Doña Rosita placed her package on the floor and sat down at one of the back tables. The place was half full. A waiter in black with a white apron swivelled around, flicked her table with a napkin and asked for her order.
She ordered a Manzanilla sherry. On stage, a lithe fair-haired girl of about fourteen was performing a traditional flamenco solo. Her twists and turns were full of a vigour and energy that was attractive because of her exuberance, but wasted somehow because she did not understand how to contain the feeling so that it burned slowly for everyone to enjoy. She won a good round of applause all the same.
I could show you a thing or two, thought Doña Rosita, who kept one foot touching her package in case anyone tried to pinch it. She sipped the sherry and felt it begin to work through her old body.

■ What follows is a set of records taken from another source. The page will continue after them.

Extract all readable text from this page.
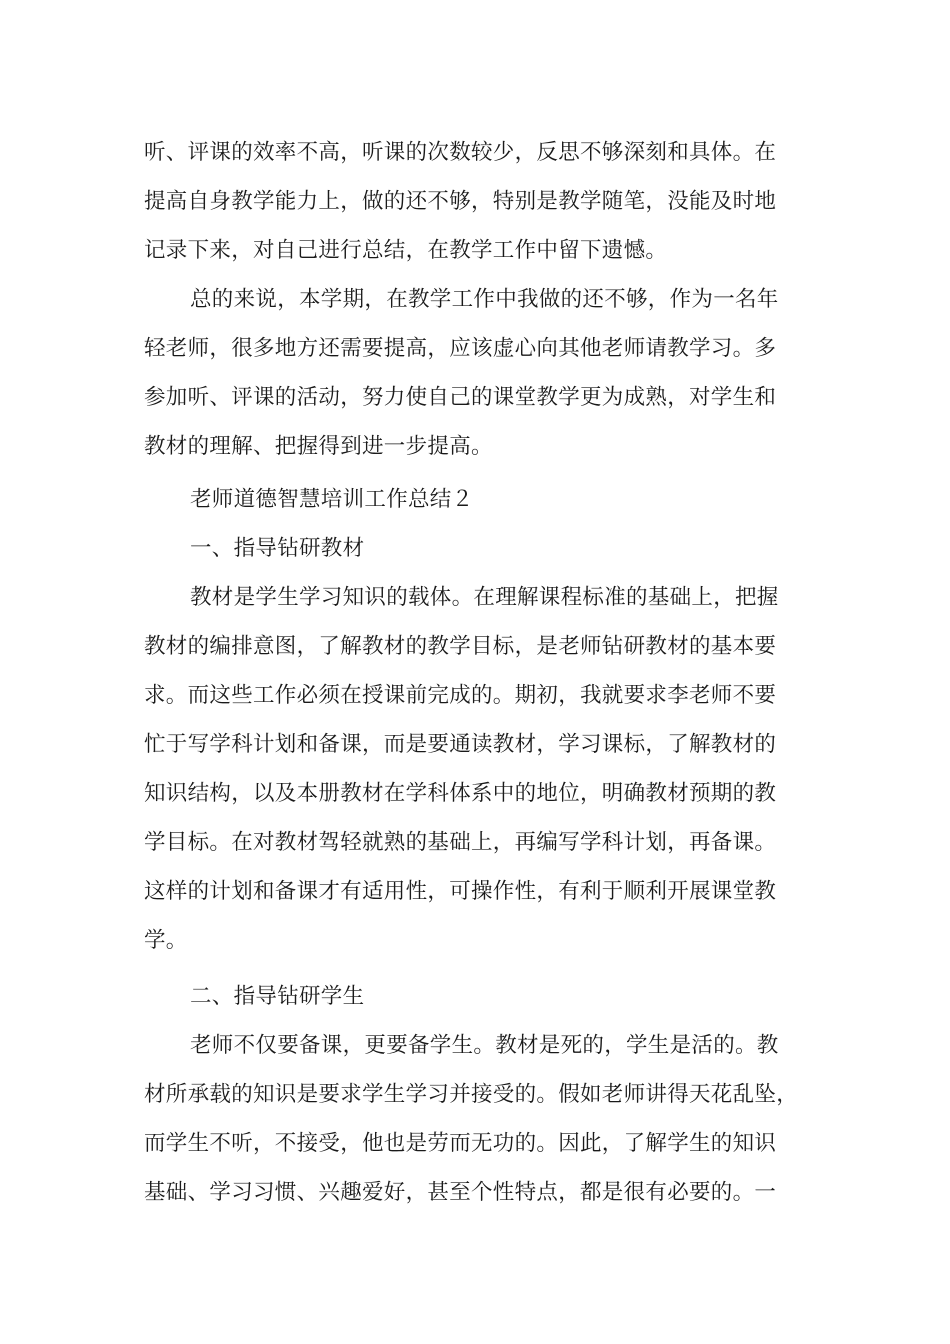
听、评课的效率不高，听课的次数较少，反思不够深刻和具体。在
提高自身教学能力上，做的还不够，特别是教学随笔，没能及时地
记录下来，对自己进行总结，在教学工作中留下遗憾。
总的来说，本学期，在教学工作中我做的还不够，作为一名年
轻老师，很多地方还需要提高，应该虚心向其他老师请教学习。多
参加听、评课的活动，努力使自己的课堂教学更为成熟，对学生和
教材的理解、把握得到进一步提高。
老师道德智慧培训工作总结２
一、指导钻研教材
教材是学生学习知识的载体。在理解课程标准的基础上，把握
教材的编排意图，了解教材的教学目标，是老师钻研教材的基本要
求。而这些工作必须在授课前完成的。期初，我就要求李老师不要
忙于写学科计划和备课，而是要通读教材，学习课标，了解教材的
知识结构，以及本册教材在学科体系中的地位，明确教材预期的教
学目标。在对教材驾轻就熟的基础上，再编写学科计划，再备课。
这样的计划和备课才有适用性，可操作性，有利于顺利开展课堂教
学。
二、指导钻研学生
老师不仅要备课，更要备学生。教材是死的，学生是活的。教
材所承载的知识是要求学生学习并接受的。假如老师讲得天花乱坠，
而学生不听，不接受，他也是劳而无功的。因此，了解学生的知识
基础、学习习惯、兴趣爱好，甚至个性特点，都是很有必要的。一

An animated couple, a plump girl and a young man with oiled, crinkly, reddish hair and smudged freckles, made their way over to Doña Rosita and asked if they could sit at her table. She took her bag off the chair to make room for them. The taberna was starting to fill up.
Rosita leaned sideways so that she could observe the performers. She caught herself looking for the familiar figure of the man with the hookah tattoed on his neck. But he was not there. And she realised that by now he would be in his eighties too. Probably dead, she thought.
The sherry made her head feel light.
Cigarette smoke hung in front of the dark paintings on the walls. She should have brought her fan. The taberna was beginning to bustle. She shifted in her seat to stop getting stiff. After an hour or so, the first singer of the siguiriya came on to the stage. Rosita craned to get a good view of the skinny young man with black hair, his sharp face concave like a crescent moon.
He was impressive. Rosita broke out into a sweat of pleasure. The audience whistled appreciation as the tension mounted during the song. The taberna was now so crowded she could barely see the stage. The waiter pushed his way through and put more Manzanilla sherry on their table. The young couple were on their feet applauding. The singer bowed and stepped to one side.
Another siguiriya singer took his place. The audience erupted with delight as his guitar wept and wailed like a trapped demon. The song sounded to Rosita like a battle against death. She held her breath, willing life to continue after the silences in the song, thinking that she would burst with the suspense of those unexpected silences. He started a new song:
Ay. My love.
The ship has sailed,
Suddenly and for ever.
Rosita leaned back in her chair and took another sip from her glass, letting the sound of the music spread through the channels carved out by the sherry.